One could say that when the world hit the 21st Century, the “game” was elevated to a whole new level. A number of economic events since 2000 have contributed to what we now fearfully label as the global credit crisis.
The late 1990s were marked with exorbitant stock market valuations, which resulted in a bubble and then a spectacular crash. To prevent the recession, the Fed dropped interest rates all the way down to one percent in 2003 and kept them at that level for an entire year. As a result, another two more bubbles were created — the credit bubble and real estate bubble.
With easy credit, largely artificial economic expansion and continuously elevated money supply, the institutional pools of money swelled to historic proportions, and they simply had to do something with it. And what did they do? They created an enormous market for structured investment vehicles (SIVs), the size of which grew to $350 billion.
Structured investment vehicles are bank-run types of investment that were created with the intention of exploiting the imbalance between short-term borrowing rates and typically higher long-term expected returns on mortgage-backed securities, for example.
The only problem with bunches of mortgages packaged together and wrapped in the issuing entity’s credit rating (and not the credit rating of each asset included in the SIV) is that the players really don’t know the rules of the game, which is why they cannot also devise an applicable investment strategy.

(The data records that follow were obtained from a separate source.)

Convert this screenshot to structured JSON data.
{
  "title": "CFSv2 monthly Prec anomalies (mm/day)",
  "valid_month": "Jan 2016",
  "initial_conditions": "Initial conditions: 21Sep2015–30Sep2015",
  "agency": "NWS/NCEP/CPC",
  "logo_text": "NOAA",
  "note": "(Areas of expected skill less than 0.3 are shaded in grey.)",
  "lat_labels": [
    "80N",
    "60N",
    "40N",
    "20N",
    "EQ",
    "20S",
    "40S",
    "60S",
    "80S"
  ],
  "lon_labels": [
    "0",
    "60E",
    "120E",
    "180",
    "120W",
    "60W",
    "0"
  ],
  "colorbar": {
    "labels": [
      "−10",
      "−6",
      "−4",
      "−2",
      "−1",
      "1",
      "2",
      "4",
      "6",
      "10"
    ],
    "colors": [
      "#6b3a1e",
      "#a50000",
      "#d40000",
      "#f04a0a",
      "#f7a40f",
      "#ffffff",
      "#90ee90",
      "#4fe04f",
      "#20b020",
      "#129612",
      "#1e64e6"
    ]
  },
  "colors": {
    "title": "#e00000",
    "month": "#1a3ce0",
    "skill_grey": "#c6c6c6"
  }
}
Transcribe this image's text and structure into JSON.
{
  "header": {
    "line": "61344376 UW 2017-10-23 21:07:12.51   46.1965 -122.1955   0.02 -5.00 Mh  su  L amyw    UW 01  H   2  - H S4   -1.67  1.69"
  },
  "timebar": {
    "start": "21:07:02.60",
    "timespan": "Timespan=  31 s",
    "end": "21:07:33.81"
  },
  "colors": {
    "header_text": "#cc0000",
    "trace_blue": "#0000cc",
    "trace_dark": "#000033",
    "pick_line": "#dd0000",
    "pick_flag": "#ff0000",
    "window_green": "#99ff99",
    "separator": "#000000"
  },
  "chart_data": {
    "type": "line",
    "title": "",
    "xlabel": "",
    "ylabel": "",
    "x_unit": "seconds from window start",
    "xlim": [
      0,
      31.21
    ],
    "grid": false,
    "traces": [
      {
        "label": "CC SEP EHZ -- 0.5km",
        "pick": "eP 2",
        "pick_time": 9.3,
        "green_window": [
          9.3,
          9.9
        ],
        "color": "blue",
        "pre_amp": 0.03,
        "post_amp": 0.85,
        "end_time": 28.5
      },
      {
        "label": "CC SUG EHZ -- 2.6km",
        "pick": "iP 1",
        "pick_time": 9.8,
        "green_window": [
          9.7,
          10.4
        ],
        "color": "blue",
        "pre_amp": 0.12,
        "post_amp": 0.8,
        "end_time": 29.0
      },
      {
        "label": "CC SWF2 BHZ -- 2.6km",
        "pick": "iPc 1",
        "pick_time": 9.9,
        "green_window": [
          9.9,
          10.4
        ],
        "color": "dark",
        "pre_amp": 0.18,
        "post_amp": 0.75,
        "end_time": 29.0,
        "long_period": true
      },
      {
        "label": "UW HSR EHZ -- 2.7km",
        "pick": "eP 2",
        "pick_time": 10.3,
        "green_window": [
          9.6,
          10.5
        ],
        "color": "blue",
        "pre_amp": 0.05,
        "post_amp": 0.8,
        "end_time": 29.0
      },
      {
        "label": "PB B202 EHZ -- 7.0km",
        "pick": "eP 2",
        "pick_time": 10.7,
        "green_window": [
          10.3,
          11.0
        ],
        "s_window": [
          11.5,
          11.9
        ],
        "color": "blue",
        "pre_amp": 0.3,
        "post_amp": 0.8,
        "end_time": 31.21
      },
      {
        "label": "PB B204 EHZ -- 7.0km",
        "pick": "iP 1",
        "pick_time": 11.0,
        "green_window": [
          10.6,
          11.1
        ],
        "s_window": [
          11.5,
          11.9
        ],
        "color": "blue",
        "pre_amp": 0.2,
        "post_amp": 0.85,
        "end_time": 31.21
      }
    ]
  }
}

As a result, one side (buyers) has to base their strategies on information provided by the other side (sellers). In other words, since buyers have no other recourse but to believe every word coming out of sellers’ mouths, Nash’s equilibrium has been distorted because sellers have every incentive to “cheat” and buyers have virtually no maneuvering space to “cheat” as well, or to establish at least the inferior equilibrium, the Prisoner’s Dilemma.
If only the consequences of playing this game were not so serious and so far-reaching. Not only is the subprime lending market in trouble, but so are the banks that created those ill-fated SIVs, the investors who bought them, and even solid, innocent loans that were bunched together with a number of bad apples.
At this point, unfortunately, there isn’t much anyone can do. We’ll keep watch at the Fed’s next week’s meeting with the Reserve Board, where the credit market will top the agenda yet again, as will the issue of whether to further trim interest rates. Most observers agree interest rates will continue going down for the time being. However, what no one is certain of is how much further down interest rates will have to go to resolve today’s flavor of the Prisoners’ Dilemma. It seems these days that it is darned if you do, and darned if you don’t.